Persuasion, however, implies dialogue, intercultural dialogue for example. One culture or religion can discuss with others and try to convince others that something which is considers to be important is in fact important.This dialogue doesn’t have to be unconditional (dixit Obama) but too many conditions make it impossible. And progress can only be achieved through dialogue.

This kind of intercultural dialogue can engender universality or can at least bring universality somewhat closer, but then it has to be a dialogue between equals. Nobody is persuaded when one of the parties to the dialogue believes himself to be superior, speaks without listening, and considers the other to be “evil” (e.g. part of an “axis of evil” dixit Bush) and a legitimate target of a bombing campaign (dixit McCain).

It also has to be a dialogue where there is at least a possibility that one convinces the other – in both directions. A “dialogue de sourds” – a dialogue of the deaf – cannot create consensus. We must be open to the possibility that those whom we abhor may have something interesting to tell us. And anyway, we have to listen if we want to understand them, and to see why they act the way they act. Only then can we have a chance of changing them.

This means that extreme cultural relativism is not an option. Cultures have to be allowed to influence each other, to open themselves and to mix with each other. Sealing off cultures and keeping them out of each other’s way because of the protection of identities, makes a dialogue impossible. Being persuaded means changing certain elements of one’s identity.

The need to convince one another implies that no one should believe themselves to be in possession of the truth, and of the only correct and just system. It implies self-criticism, and also a certain degree of tolerance, freedom of expression etc. It seems as though the conclusion is implicit in the premises. The attempt to universalize human rights through intercultural dialogue already requires human rights.
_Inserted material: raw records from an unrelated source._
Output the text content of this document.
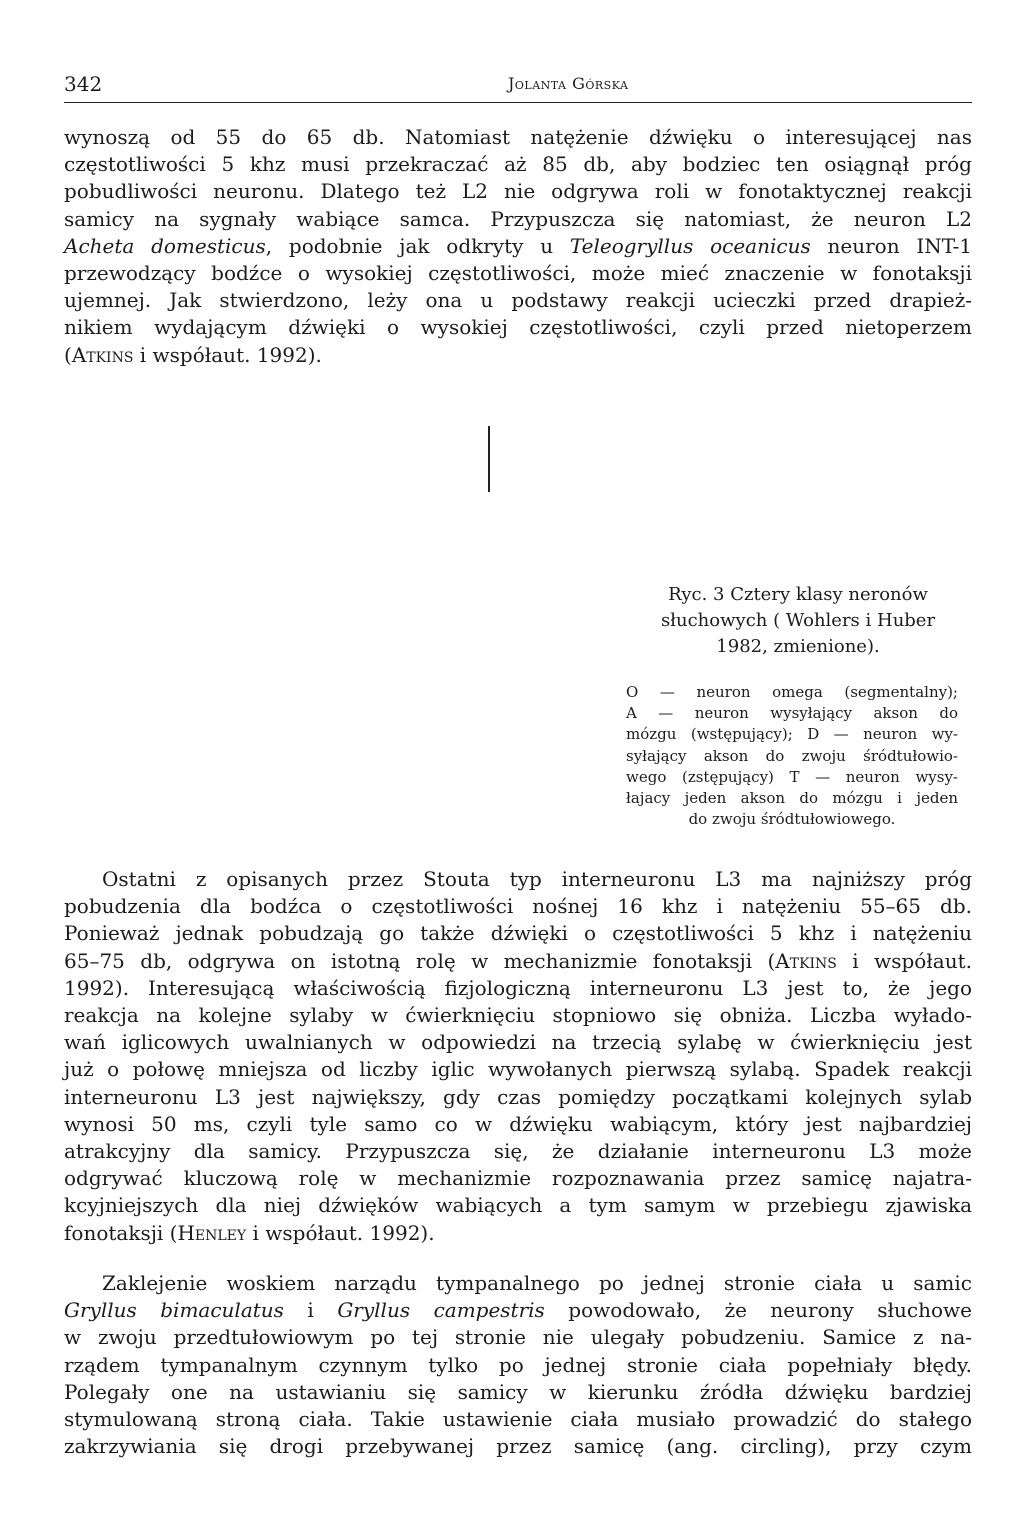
342	Jolanta Górska
wynoszą od 55 do 65 db. Natomiast natężenie dźwięku o interesującej nas
częstotliwości 5 khz musi przekraczać aż 85 db, aby bodziec ten osiągnął próg
pobudliwości neuronu. Dlatego też L2 nie odgrywa roli w fonotaktycznej reakcji
samicy na sygnały wabiące samca. Przypuszcza się natomiast, że neuron L2
Acheta domesticus, podobnie jak odkryty u Teleogryllus oceanicus neuron INT-1
przewodzący bodźce o wysokiej częstotliwości, może mieć znaczenie w fonotaksji
ujemnej. Jak stwierdzono, leży ona u podstawy reakcji ucieczki przed drapież-
nikiem wydającym dźwięki o wysokiej częstotliwości, czyli przed nietoperzem
(Atkins i współaut. 1992).
Ryc. 3 Cztery klasy neronów
słuchowych ( Wohlers i Huber
1982, zmienione).
O — neuron omega (segmentalny);
A — neuron wysyłający akson do
mózgu (wstępujący); D — neuron wy-
syłający akson do zwoju śródtułowio-
wego (zstępujący) T — neuron wysy-
łajacy jeden akson do mózgu i jeden
do zwoju śródtułowiowego.
Ostatni z opisanych przez Stouta typ interneuronu L3 ma najniższy próg
pobudzenia dla bodźca o częstotliwości nośnej 16 khz i natężeniu 55–65 db.
Ponieważ jednak pobudzają go także dźwięki o częstotliwości 5 khz i natężeniu
65–75 db, odgrywa on istotną rolę w mechanizmie fonotaksji (Atkins i współaut.
1992). Interesującą właściwością fizjologiczną interneuronu L3 jest to, że jego
reakcja na kolejne sylaby w ćwierknięciu stopniowo się obniża. Liczba wyłado-
wań iglicowych uwalnianych w odpowiedzi na trzecią sylabę w ćwierknięciu jest
już o połowę mniejsza od liczby iglic wywołanych pierwszą sylabą. Spadek reakcji
interneuronu L3 jest największy, gdy czas pomiędzy początkami kolejnych sylab
wynosi 50 ms, czyli tyle samo co w dźwięku wabiącym, który jest najbardziej
atrakcyjny dla samicy. Przypuszcza się, że działanie interneuronu L3 może
odgrywać kluczową rolę w mechanizmie rozpoznawania przez samicę najatra-
kcyjniejszych dla niej dźwięków wabiących a tym samym w przebiegu zjawiska
fonotaksji (Henley i współaut. 1992).
Zaklejenie woskiem narządu tympanalnego po jednej stronie ciała u samic
Gryllus bimaculatus i Gryllus campestris powodowało, że neurony słuchowe
w zwoju przedtułowiowym po tej stronie nie ulegały pobudzeniu. Samice z na-
rządem tympanalnym czynnym tylko po jednej stronie ciała popełniały błędy.
Polegały one na ustawianiu się samicy w kierunku źródła dźwięku bardziej
stymulowaną stroną ciała. Takie ustawienie ciała musiało prowadzić do stałego
zakrzywiania się drogi przebywanej przez samicę (ang. circling), przy czym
You cannot hold a dialogue with someone who is intolerant or who is not allowed to speak his or her mind.

A dialogue in this case is not a negotiation. There can be no negotiation on human rights. It is “take it or leave it”, even if one can accept a partial adoption of human rights for strategic reasons (the theory of basic human rights or rights minimalism). Something is not as good as everything, but it is better than nothing.

And an inter-cultural dialogue is even less a conversation, in which one culture needs to convince other cultures, as if some cultures need more convincing than other cultures. Persuasion is a two-way street and at least, as much an intra-cultural affair as an inter-cultural one.